Conti spent weeks with a linguist from New York, learning how to speak his Japanese lines. In one of the bonus feature documentaries, Bowie says that he was impressed with Conti’s analytical approach to acting, as it contrasted with his self-described ‘behavioural approach.’
When the film was made, there was a lingering question by those involved over whether or not it was explicitly or implicitly a gay movie, at least as screenwriter Mayersberg recalls in the DVD extras. He acknowledges the gay subtext, even though the director Ôshima maintained at the time that it was more about the two soldiers fascination with each others spirits than anything else. That is not to say that Ôshima was denying the homoerotic undertones. He was by then the foremost Japanese filmmaker of his generation, and not one to shy away from sexual themes in his films, like Cruel Story Of Youth (1960) or In the Realm of the Senses (1976).
In a 1983 interview included in the set, Bowie has a somewhat opaque, yet diplomatic opinion on the themes presented in the film’s particular depiction of human para-military behaviour. Bowie’s hedging could have been as a result of having to describe a then-touchy subject of repressed homo-erotic sexual tension to the press in 1983, although he may have just been coy on purpose, to heighten interest in the film. As Bowie describes it, sexuality is alluded to, specifically with the two main characters Celliers and Yonoi. However, Bowie is not certain if it is the sexuality that is suggested, or the spiritual insight and recognition of the two main character’s strengths—even amidst an almost incomprehension of each other’s code of honour and/or ethics—that is what draws Bowie’s and Sakamoto’s characters together. Bowie wryly acknowledges in the interview that it is probably a mixture of both.
The film originally premiered and was a hit at the Cannes Film Festival in May of 1983, before enjoying a very successful international run. The French newspaper Liberation called it “Rivieres Kwai, Version Gay,” so the themes expressed – however subtley – are inescapable.

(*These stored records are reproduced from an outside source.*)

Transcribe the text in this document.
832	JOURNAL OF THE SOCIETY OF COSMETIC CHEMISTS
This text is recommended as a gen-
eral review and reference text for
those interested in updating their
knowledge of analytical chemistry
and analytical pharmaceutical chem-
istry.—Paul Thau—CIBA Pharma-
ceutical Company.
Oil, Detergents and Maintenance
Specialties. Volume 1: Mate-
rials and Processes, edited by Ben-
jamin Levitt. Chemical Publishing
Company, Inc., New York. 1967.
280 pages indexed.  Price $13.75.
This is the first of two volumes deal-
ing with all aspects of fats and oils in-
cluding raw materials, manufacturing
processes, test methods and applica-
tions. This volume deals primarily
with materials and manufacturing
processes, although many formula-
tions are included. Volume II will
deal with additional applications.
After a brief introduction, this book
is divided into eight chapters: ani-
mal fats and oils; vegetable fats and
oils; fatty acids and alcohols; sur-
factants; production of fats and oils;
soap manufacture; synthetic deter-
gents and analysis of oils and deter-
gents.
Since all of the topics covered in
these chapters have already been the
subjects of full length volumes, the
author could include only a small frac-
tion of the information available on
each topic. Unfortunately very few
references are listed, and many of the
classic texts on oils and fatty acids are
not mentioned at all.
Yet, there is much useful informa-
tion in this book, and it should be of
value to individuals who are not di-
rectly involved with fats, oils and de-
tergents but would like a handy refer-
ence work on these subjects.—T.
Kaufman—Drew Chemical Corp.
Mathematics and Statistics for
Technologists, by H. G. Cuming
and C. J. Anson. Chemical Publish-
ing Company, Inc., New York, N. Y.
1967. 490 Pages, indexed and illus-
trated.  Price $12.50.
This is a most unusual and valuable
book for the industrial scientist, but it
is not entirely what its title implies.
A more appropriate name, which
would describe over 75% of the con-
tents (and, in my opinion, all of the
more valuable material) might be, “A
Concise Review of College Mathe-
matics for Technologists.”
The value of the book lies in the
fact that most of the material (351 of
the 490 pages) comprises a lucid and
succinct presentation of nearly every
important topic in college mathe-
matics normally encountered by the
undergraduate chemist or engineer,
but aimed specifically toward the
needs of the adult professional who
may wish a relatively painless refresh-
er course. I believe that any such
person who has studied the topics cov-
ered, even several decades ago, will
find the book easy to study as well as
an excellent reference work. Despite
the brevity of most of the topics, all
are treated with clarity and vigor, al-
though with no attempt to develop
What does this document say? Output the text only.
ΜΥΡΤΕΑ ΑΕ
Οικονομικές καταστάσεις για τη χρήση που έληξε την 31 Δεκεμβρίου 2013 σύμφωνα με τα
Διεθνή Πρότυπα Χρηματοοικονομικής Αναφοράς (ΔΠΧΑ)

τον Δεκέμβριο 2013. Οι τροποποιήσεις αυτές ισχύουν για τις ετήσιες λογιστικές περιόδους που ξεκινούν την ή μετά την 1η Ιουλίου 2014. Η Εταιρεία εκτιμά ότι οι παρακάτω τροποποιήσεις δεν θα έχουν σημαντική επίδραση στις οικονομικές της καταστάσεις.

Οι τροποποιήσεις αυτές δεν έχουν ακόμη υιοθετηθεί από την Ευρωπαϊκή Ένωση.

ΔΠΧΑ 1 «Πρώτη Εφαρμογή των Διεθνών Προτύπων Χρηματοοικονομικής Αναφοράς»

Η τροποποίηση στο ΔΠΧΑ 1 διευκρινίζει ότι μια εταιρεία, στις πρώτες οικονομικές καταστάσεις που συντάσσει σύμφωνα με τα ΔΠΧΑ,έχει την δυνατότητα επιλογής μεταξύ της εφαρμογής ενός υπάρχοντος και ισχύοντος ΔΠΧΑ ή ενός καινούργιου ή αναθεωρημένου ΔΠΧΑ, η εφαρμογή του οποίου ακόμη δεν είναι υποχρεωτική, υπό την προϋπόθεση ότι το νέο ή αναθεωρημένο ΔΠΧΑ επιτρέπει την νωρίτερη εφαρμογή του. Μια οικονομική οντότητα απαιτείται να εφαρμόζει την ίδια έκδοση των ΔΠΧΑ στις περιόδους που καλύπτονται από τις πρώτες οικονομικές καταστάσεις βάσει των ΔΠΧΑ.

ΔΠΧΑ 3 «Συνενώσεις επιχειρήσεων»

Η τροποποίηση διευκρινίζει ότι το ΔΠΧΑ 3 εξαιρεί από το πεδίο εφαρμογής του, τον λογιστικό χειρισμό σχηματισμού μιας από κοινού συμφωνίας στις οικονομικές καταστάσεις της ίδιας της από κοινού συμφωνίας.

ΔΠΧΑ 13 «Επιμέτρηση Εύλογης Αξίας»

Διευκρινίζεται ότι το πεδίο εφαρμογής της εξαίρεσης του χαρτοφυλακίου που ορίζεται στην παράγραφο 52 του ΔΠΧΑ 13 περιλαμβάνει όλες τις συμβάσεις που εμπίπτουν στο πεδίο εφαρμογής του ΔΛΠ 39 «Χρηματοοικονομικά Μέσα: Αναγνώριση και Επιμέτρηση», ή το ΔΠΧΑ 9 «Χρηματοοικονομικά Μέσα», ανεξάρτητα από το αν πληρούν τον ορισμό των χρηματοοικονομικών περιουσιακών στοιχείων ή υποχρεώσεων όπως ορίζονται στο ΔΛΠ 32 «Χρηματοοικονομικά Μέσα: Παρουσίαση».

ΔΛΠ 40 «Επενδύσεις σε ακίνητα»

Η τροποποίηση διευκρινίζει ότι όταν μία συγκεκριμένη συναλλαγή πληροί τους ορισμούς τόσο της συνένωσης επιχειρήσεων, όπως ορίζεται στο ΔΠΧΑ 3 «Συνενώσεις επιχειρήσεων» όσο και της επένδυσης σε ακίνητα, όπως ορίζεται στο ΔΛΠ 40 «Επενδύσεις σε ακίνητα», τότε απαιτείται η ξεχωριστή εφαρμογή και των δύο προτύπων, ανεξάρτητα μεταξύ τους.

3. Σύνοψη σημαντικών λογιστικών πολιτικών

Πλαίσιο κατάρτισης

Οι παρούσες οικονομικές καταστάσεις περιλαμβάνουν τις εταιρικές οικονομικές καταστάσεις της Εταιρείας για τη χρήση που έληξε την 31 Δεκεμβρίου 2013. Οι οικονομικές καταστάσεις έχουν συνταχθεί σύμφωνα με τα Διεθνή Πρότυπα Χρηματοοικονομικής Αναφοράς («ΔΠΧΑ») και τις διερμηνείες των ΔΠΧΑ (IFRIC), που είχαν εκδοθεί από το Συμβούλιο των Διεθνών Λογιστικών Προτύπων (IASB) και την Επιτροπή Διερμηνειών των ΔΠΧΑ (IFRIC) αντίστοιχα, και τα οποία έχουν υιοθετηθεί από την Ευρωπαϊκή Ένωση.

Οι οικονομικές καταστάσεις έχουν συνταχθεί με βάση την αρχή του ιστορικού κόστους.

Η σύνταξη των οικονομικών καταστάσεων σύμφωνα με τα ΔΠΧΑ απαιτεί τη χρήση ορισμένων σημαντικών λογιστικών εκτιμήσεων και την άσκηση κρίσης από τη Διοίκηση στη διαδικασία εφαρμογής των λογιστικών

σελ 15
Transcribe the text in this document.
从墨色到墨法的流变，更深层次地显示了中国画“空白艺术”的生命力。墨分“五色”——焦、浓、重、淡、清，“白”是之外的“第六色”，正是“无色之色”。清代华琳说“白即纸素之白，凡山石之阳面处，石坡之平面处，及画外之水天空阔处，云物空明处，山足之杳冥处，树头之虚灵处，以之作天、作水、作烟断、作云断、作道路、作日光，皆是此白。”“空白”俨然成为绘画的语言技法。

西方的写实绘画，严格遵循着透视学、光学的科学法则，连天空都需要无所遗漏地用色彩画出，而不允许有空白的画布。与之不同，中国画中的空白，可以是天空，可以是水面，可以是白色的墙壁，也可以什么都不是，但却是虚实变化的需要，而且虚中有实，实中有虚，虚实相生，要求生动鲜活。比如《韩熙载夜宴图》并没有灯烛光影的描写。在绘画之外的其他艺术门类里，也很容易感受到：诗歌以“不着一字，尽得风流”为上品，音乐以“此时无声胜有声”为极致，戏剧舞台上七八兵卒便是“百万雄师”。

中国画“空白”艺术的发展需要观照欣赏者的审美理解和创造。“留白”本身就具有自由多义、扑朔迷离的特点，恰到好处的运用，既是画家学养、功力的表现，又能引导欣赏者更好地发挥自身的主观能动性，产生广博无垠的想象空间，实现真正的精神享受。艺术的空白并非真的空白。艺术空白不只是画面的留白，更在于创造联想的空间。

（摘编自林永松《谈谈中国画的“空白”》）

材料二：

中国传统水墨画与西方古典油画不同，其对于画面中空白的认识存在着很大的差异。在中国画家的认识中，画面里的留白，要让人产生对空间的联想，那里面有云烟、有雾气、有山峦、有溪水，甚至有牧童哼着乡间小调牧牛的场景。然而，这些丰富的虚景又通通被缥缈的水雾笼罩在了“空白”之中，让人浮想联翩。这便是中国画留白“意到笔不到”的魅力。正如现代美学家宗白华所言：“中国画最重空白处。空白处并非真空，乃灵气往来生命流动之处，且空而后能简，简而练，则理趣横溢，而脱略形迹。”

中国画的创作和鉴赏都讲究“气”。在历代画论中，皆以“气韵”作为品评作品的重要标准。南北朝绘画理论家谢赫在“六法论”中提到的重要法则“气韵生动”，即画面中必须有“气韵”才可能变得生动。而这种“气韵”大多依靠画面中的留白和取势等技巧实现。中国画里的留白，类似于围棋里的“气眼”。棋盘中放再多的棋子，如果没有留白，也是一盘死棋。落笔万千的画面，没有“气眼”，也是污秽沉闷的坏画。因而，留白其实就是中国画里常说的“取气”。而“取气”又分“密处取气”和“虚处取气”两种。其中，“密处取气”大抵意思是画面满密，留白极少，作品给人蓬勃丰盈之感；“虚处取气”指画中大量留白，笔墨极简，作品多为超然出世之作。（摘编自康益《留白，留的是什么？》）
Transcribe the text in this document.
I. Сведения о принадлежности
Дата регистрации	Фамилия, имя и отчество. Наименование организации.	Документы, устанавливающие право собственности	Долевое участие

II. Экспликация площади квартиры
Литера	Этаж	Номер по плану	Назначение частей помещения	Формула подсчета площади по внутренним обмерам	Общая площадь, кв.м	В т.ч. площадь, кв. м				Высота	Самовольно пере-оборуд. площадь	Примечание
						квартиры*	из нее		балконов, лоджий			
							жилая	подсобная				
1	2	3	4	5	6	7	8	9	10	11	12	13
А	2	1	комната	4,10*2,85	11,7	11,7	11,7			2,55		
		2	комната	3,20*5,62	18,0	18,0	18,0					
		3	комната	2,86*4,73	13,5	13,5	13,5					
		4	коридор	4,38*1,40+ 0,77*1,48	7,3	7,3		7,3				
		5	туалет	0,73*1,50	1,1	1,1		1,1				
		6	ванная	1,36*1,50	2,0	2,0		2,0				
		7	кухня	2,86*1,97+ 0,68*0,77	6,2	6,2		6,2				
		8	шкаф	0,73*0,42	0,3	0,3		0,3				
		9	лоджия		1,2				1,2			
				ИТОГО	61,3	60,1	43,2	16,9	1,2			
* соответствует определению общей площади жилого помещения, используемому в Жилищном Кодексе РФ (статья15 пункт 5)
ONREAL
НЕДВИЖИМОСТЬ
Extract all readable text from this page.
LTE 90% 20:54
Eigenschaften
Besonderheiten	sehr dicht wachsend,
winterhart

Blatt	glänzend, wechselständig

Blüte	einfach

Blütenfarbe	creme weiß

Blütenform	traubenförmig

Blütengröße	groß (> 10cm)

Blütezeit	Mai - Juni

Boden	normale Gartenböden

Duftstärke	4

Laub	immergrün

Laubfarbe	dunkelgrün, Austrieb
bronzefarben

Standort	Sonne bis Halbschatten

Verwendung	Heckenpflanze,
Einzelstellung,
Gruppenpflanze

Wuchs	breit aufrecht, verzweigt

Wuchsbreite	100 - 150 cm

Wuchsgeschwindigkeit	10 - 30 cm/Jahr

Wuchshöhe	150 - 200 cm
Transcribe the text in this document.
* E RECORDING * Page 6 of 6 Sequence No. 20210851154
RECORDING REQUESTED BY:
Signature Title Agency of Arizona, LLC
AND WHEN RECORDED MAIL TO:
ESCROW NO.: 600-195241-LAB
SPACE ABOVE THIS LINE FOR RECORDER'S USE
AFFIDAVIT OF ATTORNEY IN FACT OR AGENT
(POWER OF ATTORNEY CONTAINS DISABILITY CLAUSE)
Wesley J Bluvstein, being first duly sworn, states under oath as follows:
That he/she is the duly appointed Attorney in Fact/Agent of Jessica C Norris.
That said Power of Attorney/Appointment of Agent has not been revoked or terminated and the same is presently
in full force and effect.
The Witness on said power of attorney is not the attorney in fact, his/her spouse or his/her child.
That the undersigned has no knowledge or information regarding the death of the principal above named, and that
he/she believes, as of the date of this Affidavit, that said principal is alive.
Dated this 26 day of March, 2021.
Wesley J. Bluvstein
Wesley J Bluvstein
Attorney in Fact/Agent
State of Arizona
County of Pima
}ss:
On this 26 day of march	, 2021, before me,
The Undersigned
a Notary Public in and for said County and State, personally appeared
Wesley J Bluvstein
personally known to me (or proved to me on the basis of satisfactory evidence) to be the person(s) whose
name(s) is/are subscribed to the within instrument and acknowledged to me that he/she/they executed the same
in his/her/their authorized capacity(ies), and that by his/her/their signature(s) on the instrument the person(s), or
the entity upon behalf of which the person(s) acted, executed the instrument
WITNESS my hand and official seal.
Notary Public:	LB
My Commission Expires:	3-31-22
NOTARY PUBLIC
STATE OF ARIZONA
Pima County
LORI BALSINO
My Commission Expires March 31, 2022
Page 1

Ryûichi Sakamoto was a rock star himself in his native Japan in the late 1970s with the Yellow Magic Orchestra. In the second extra features disc, in an interview conducted by Linda Hoaglund, Sakamoto, who also composed the hypnotic, deceptively simple yet instantly memorable film score, discusses how, as a rock and pop performer, he had to adjust to composing movie scores; where filmic time and musical time must co-exist harmoniously for a score to work. Sakamoto doesn’t believe he was entirely successful at the process until he scored Bernardo Bertolucci‘s The Sheltering Sky (1990), even though he won an Oscar for his work scoring half of The Last Emperor (1987). However, it was the internationally successful soundtrack recording for Merry Christmas Mr. Lawrence that allowed his career as a film score composer to flourish.
The transfer to DVD is marvelously executed. This is a film that stays with you. If you have never heard the main theme music, once you do, you may have trouble getting it out of your mind for days afterward, with the masterfully composed images from the film haunting your dreams.